Earth, The Circle Part 1. Di tutt’altro aspetto la Part 1. Possiede una severa struttura armonica modellata su un motivo del compositore Claude Debussy, del quale si tenta di rievocare il tipico timbro impressionista. Inizia con solenni note di piano che aprono a un cantato etereo e luminoso, una melodia crepuscolare e cosmica. Distorte svisate di synth interrompono per poi lasciare campo libero al canto e al tema principale. Tema che viene subito ripreso da un assolo di piano classicheggiante, proprio nello stile di Debussy, che però subito si trasforma in una cavalcata jazz-prog che prende il galoppo fino alla fine, quando sfuma in un canto corale a cappella di stampo folk-mistico.
[1] I bantustan, nome che deriva dalla principale etnia sudafricana, i Bantu (senza l’accento), erano territori che il governo sudafricano assegnava alle comunità di colore, di gran lunga più numerose di quelle bianche: un corrispettivo sudafricano per i neri delle riserve indiane statunitensi per i nativi.
Per dislocare le comunità africane nei bantustan venne attivata una politica di deportazioni forzata, la stessa modalità adottata per i pellerossa americani per le riserve, e veniva nominato un capo-fantoccio che ricopriva il ruolo di capo tribale.
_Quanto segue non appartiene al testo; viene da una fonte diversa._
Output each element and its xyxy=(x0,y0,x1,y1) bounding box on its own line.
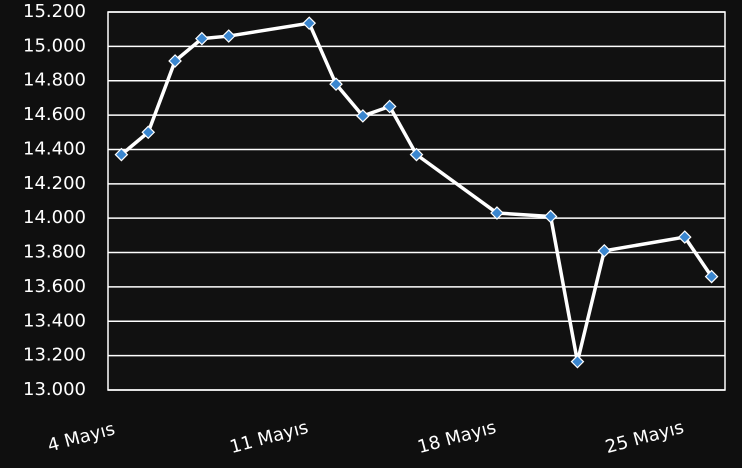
marker xyxy=(302,16,317,31)
marker xyxy=(409,147,424,162)
marker xyxy=(141,125,156,140)
y-tick-label: 13.800 xyxy=(23,242,86,263)
marker xyxy=(490,206,504,220)
y-tick-label: 15.000 xyxy=(23,35,86,56)
y-tick-label: 13.000 xyxy=(23,379,86,400)
marker xyxy=(329,77,343,92)
marker xyxy=(114,147,129,162)
plot-area xyxy=(107,11,726,391)
y-tick-label: 15.200 xyxy=(23,1,86,22)
y-tick-label: 14.600 xyxy=(23,104,86,125)
y-tick-label: 13.200 xyxy=(23,345,86,366)
y-tick-label: 13.600 xyxy=(23,276,86,297)
y-tick-label: 14.000 xyxy=(23,207,86,228)
y-tick-label: 14.400 xyxy=(23,138,86,159)
marker xyxy=(221,29,236,43)
marker xyxy=(677,230,692,244)
marker xyxy=(704,269,719,284)
y-tick-label: 14.200 xyxy=(23,173,86,194)
marker xyxy=(570,354,585,369)
marker xyxy=(543,209,558,224)
marker xyxy=(195,31,209,46)
line xyxy=(120,21,714,364)
marker xyxy=(168,54,182,68)
y-tick-label: 14.800 xyxy=(23,70,86,91)
marker xyxy=(382,99,397,114)
marker xyxy=(597,243,612,258)
y-tick-label: 13.400 xyxy=(23,310,86,331)
marker xyxy=(355,109,370,123)
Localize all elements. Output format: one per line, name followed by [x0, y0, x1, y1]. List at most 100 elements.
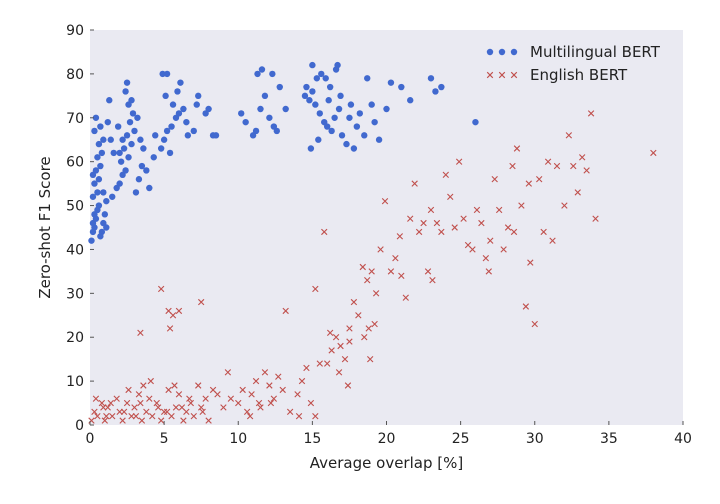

La vita nei bantustan era un inferno: per la loro creazione vennero scelti i territori più inospitali e meno fertili e la percentuale di miseria raggiunse cifre altissime.
Nel Sudafrica, dagli anni Sessanta agli anni Ottanta, la vita dei neri si svolgeva per metà nei bantustan e per metà nelle baraccopoli, le township, fra cui la celebre Soweto, il centro da cui è partita la rivolta antiapartheid di Nelson Mandela.